Diocese of Albany Catholic Schools Announce Keynote Speaker for Superintendent’s Conference Day
Kick off gathering and liturgy for 500+ educators Tuesday, September 5
Dena Simmons, Ed.D., is a lifelong activist, educator, and student of life. A native of the Bronx, New York, Dena grew up in a one-bedroom apartment with her two sisters and immigrant mother. There, Dena learned and lived the violence of injustice and inequity and decided to dedicate her life to educating and empowering others. As the Director of Education at the Yale Center for Emotional Intelligence, she works with schools to use the power of emotions to create a more effective and compassionate society. Prior to her work at the Center, Dena served as an educator, teacher educator, diversity facilitator, and curriculum developer. She has been a leading voice on teacher education and has written and spoken across the country about social justice pedagogy, diversity, education reform, emotional intelligence, and bullying in K-12 school settings, including the United Nations, two TEDx talks, and a TED talk on Broadway. Dena has been profiled in the Huffington Post, the AOL/PBS project, MAKERS: Women Who Make America, and a Beacon Press Book, Do It Anyway: The New Generation of Activists. Dena is a recipient of a Harry S. Truman Scholarship, a J. William Fulbright Fellowship, an Education Pioneers Fellowship, a Paul and Daisy Soros Fellowship, a Phillips Exeter Academy Dissertation Fellowship, and an Arthur Vining Davis Aspen Fellowship among others. She earned her doctorate degree from Teachers College, Columbia University. Dena’s research interests include teacher preparedness to address bullying in the K-12 school setting, culturally responsive pedagogy, and social and emotional learning (SEL) interventions—all in an effort to ensure and foster justice and safe spaces for all.
Session Title: Leveraging emotional intelligence and culturally responsive practices for thriving students
Session Description: For students to thrive at school, they must feel safe to be who they are; they must love themselves.

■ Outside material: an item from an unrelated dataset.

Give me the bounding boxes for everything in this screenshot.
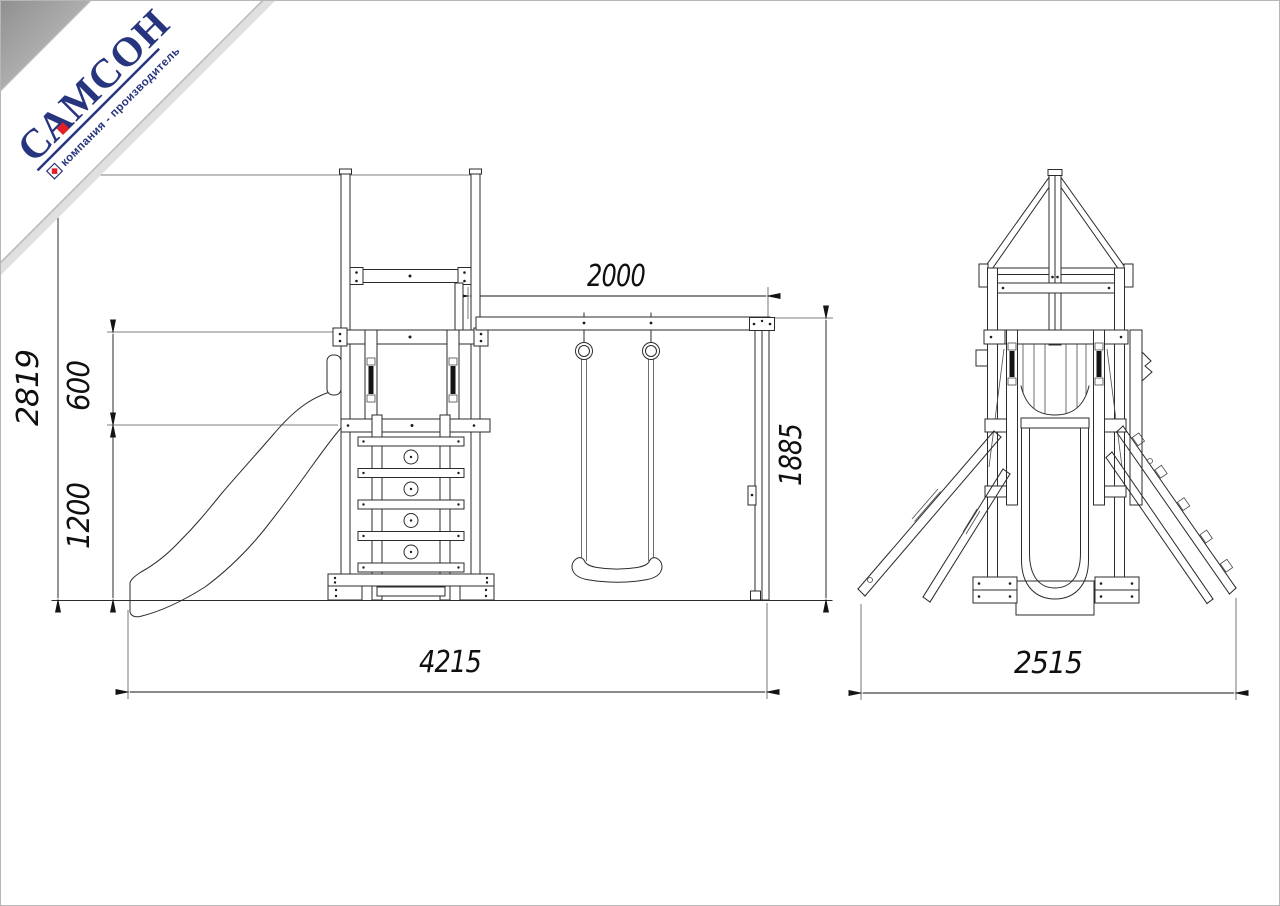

As a result, our leadership and instruction must foster psychological and emotional safety through emotional intelligence and culturally responsive pedagogy. Therefore, during this session, participants will receive an overview of the five key skills of emotional intelligence—recognizing, understanding, labeling, expressing, and regulating emotions—as well as explore opportunities to connect emotional intelligence to culturally relevant practices.